Odd request, temporarily subcool a hallway located adjacent to freezers/coolers
I have been directed from a room full of geniuses to evaluate 'subcooling' a hallway adjacent to newly installed cooler/freezer equipments.
We are collectively 'stuck' on a renovation project and need to shift equipments around to accommodate 'temporary' usage of cooking/food prep areas. A problem area for this project has been the hallway adjacent to the freezers/coolers with constant condensation issues, partly due to the door being propped open, and the poorly applied visqeen poly sheeting allowing for moist air to enter the space.
next plan of action is to brick up the previously poly sheeted area, add a vestibule/double door set up with an air curtain and to 'subcool' a space to prevent condensation.
I have a compressor rack with a couple of open/ unused circuits, high temp side to 45 deg F that was slated for use elsewhere.
The building we are working on dates to the 50's-60's, located on an Army installation in the Marshall Islands. its constantly hot and humid, WB is 78, with interior hallway temperatures around 80. im sure we could get this down by sealing the building, adding the vestibule.
my plan was to use the existing fan coil unit that was going to go to another room, that wont likely happen for two years in this hallway.
it was sized for a prep room, at 45 deg F, roughly 364 SF; repurposed for hallway at 50-55 (or whenever the sweating stops), roughly 423 SF.
the evap is a russell low volume cooler FL-36-160 putting out 32,000 BTU/hr @ 20 deg temp difference.
i have plenty of reserve on the new refrigeration rack, whereas the future phases are some time away.
My plan was to insulate the walls opposite side of the existing refrigeration coolers. not even sure if this is needed.
i cannot figure if its worth my time and efforts to add an insulated ceiling to the hallway. any path forward is not easy,.
Any input on this hairbrained idea?
site pictures attached.
size evap for 15-17 deg.

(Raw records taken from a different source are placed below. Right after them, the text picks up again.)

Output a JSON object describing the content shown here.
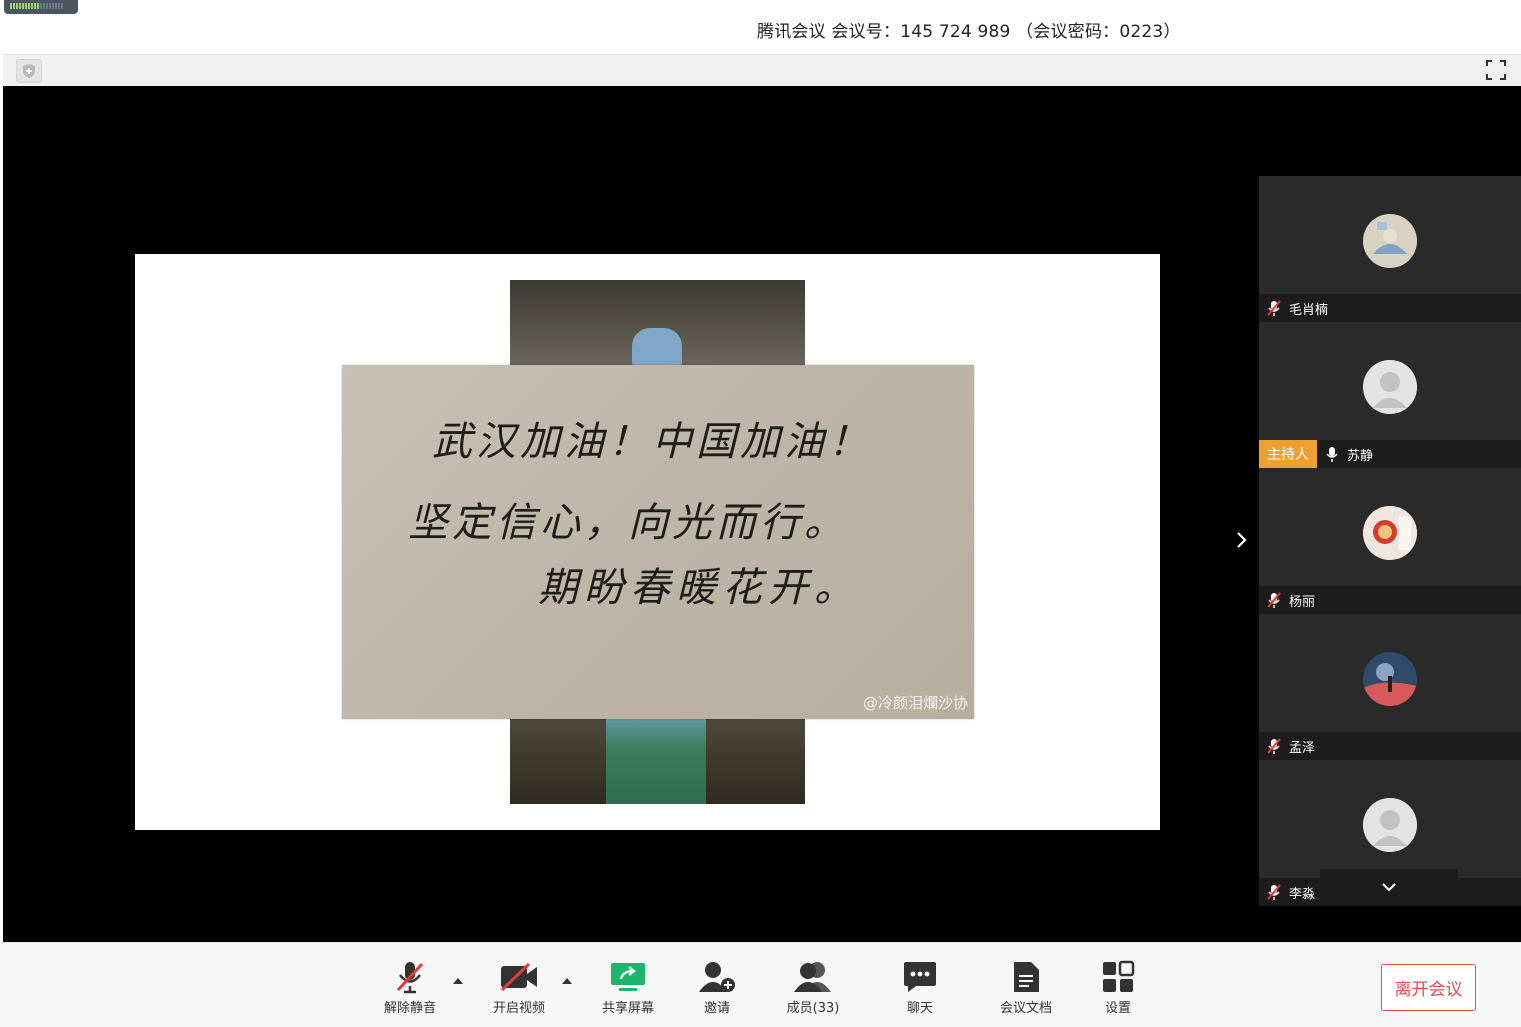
{
  "window": {
    "title": "腾讯会议 会议号：145 724 989 （会议密码：0223）"
  },
  "shared_content": {
    "note_lines": [
      "武汉加油！中国加油！",
      "坚定信心，向光而行。",
      "期盼春暖花开。"
    ],
    "watermark": "@冷颜泪爛沙协"
  },
  "participants": [
    {
      "name": "毛肖楠",
      "muted": true,
      "host": false,
      "avatar": "photo"
    },
    {
      "name": "苏静",
      "muted": false,
      "host": true,
      "host_label": "主持人",
      "avatar": "default"
    },
    {
      "name": "杨丽",
      "muted": true,
      "host": false,
      "avatar": "photo"
    },
    {
      "name": "孟泽",
      "muted": true,
      "host": false,
      "avatar": "photo"
    },
    {
      "name": "李淼",
      "muted": true,
      "host": false,
      "avatar": "default"
    }
  ],
  "toolbar": {
    "unmute": "解除静音",
    "start_video": "开启视频",
    "share_screen": "共享屏幕",
    "invite": "邀请",
    "members": "成员(33)",
    "chat": "聊天",
    "docs": "会议文档",
    "settings": "设置",
    "leave": "离开会议"
  },
  "colors": {
    "accent_green": "#1db56c",
    "leave_red": "#e84b4b",
    "host_orange": "#f0a030",
    "mute_red": "#e53935"
  }
}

TD to max moisture removal. at that temp coil will still be above freezing, If you run lower than 75 your just moving your condesation issues to outer doors and other walls.
thanks codgy. think you chimed in on my last situation with the cold storage facility problem. nothing like having to order a few thousand feet of new armaflex to re-insulate.
Originally Posted by codgy
good segway, re: insulation. i was thinking of adding panels to the opposite side wall to help mitigate condensation to the outer rooms. im also not sure where to stop whereas it will be problematic due to the legacy and myriad of old piping.
is putting up wall panels, changing doors to insulated doors, potential drop ceiling w.insulated tiles worth it??
this is all supposed to be under the guise of temporary, and the target goal is getting rid of the condensation issue. we are not going for leeds platinum, so would like to keep the budget in check.
Geniuses that don't understand what subcooling is??? Must be engineers.
Prep areas typically have insulation over the drop ceiling. Fiberglass is what I commonly see, but I'm starting to see spray foamed ceilings.
As codgy said, you are, really, just moving the condensation issue.
To resolve it, you have 2 choices:
Raise the temperature of the walls.
Lower the dewpoint of the space.
Obviously, I don't know your budget, but is a portable dehumidifier or two a better option?
Perhaps a smaller dessicant dehumidification system?
That way, you get dehumidification without reducing the temperature significantly.
Even worse, an architect
Originally Posted by jpsmith1cm
is it possible to run both in conjunction? i dont have any experience with dessicant systems. this would be a good time to sneak one in on the job so i can get a look see at them. its a constant tropical corrossive environment. we get dry/wet; windy/not windy for weather. all other variables stay the same year around.
I would spec. mechanical dehumidfication in conjunction w/ mini splits to maintain temp. at 72. Provided your box insulation is not ruined this should cover it. One of the sponsors of this site makes a great dehumidifier.
The condensation on the cooler panels is created because the panel surface temperature is lower than the dewpoint of the air in the corridor.
The solution is to either raise the surface temperature of the panels or lower the dewpoint of the air...or perhaps a little of both.
I have used the desiccant approach some years ago with great success, but it's not cheap.
In this case, I'd first try an very inexpensive experiment with some simple air circulation. Place a few fans or blowers in the hallway to stir up the air. The increased air movement tends to increase the panel's surface temperature, thus reducing the condensation. A more permanent fix would be to install some hardy ceiling hung paddle fans. I've had this work well in a number of situations here in humid Florida. It's worth a shot.
If the fans show improvement but not a complete remedy, then I'd add the evap coil with a 20ΊF TD to drop the dewpoint a bit.
Originally Posted by codgy
i cant figure out how to send a private mesage. umm, how do i non-chalantly ask whom the sponsor is?? i've gotten an RFQ in with a vendor, no response as of yet.